Orateur
Description
Introduced in 1993 by Merhav and Ziv, the Merhav-Ziv estimator $Q_n$ is an analogue of the well-known Lempel-Ziv estimator, which estimates the Cross Entropy of two unknown probability measures $\mathbb{P}$ and $\mathbb{Q}$. The algorithm takes as an input two strings $y_1^n$ and $x_1^n$ and does the following: it starts by considering the largest word $y_{1}^m$ which appears inside $x_1^n$, then looks at the largest second word $y_{m+1}^{m'}$ which appears inside $x_1^n$ and continues as such until the entire string $y_1^n$ has been parsed into subwords. $Q_n$ is then the number of parsed words created by this procedure.
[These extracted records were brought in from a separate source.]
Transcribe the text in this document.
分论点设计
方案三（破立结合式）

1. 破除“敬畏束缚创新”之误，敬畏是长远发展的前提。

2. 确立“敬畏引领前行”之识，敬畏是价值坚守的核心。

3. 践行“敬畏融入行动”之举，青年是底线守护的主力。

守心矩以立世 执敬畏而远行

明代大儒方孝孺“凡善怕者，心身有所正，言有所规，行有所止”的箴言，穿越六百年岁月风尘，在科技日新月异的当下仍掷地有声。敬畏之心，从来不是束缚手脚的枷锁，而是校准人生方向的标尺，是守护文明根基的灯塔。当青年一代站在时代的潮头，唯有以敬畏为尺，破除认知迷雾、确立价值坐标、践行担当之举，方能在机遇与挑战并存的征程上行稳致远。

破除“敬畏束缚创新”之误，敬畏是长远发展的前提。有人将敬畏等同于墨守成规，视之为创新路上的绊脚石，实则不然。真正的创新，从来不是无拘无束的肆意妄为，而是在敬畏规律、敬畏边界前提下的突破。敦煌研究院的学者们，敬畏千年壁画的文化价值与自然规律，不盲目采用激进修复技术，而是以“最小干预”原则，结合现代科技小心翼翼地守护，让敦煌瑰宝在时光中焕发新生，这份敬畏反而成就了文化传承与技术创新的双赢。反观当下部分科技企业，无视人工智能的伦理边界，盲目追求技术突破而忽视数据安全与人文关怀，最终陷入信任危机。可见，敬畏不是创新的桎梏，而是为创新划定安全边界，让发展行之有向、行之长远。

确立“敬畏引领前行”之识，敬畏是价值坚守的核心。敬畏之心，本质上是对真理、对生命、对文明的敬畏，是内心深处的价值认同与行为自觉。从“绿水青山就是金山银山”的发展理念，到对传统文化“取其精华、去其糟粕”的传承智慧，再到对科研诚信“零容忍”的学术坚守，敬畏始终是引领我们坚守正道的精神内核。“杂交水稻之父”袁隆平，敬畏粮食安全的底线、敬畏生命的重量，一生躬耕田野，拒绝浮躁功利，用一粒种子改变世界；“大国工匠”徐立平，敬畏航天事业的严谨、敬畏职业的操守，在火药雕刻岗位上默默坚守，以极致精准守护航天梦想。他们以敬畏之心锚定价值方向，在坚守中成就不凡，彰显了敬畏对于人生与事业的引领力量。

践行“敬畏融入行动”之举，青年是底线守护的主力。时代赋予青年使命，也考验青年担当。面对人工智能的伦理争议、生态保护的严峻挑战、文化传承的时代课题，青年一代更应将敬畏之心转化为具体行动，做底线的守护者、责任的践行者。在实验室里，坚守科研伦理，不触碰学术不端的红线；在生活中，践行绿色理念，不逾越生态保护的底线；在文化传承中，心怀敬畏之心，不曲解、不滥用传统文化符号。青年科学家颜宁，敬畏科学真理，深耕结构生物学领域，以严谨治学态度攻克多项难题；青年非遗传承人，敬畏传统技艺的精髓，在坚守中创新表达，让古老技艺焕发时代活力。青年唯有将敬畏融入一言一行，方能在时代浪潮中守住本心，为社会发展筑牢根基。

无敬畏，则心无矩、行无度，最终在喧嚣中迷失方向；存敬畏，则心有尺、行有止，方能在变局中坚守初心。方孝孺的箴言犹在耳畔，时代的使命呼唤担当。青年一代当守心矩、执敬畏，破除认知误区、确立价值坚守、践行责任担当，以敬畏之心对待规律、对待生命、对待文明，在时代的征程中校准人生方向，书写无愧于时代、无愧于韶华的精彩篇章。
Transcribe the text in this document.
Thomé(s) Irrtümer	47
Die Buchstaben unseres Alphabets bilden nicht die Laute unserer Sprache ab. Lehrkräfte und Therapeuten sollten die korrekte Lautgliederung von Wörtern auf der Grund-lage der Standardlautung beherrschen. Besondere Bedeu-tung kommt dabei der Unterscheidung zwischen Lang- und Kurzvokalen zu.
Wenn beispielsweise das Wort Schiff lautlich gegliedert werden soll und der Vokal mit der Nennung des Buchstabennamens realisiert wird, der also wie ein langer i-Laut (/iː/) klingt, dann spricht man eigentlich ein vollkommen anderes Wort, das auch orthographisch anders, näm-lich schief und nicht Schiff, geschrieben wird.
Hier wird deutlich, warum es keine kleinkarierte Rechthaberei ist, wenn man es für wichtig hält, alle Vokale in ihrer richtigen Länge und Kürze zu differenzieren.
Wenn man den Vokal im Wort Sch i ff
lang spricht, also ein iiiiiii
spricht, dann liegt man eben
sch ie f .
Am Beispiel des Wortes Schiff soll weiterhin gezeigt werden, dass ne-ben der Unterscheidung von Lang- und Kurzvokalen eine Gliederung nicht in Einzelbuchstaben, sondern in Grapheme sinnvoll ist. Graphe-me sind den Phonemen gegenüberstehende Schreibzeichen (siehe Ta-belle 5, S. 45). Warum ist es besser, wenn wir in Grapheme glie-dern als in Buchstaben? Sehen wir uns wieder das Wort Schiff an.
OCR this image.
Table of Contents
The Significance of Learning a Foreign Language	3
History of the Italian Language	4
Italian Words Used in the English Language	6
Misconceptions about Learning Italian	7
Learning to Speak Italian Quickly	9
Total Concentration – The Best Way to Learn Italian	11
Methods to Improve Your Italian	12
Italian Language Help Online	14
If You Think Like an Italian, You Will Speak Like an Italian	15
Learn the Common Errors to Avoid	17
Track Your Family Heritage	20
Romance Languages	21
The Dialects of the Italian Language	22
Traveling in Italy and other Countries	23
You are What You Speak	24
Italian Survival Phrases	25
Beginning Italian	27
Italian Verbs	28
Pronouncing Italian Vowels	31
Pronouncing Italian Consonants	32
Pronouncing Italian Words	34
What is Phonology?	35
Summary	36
In their paper, Merhav and Ziv show the $\mathbb{P}\times \mathbb{Q}$ a.s convergence of $n^{-1}\log(n) Q_n$ to the cross entropy of $\mathbb P$ relative to $\mathbb Q$ under the seemingly restrictive assumption that both the probability measures are stationary Markov measures. Surprisingly, no rigorous generalisation of this result, covering more general measures, can be found. I will present the most recent generalisation of the result under fairly general decoupling assumption and talk about the next steps in getting the most general result we can hope for.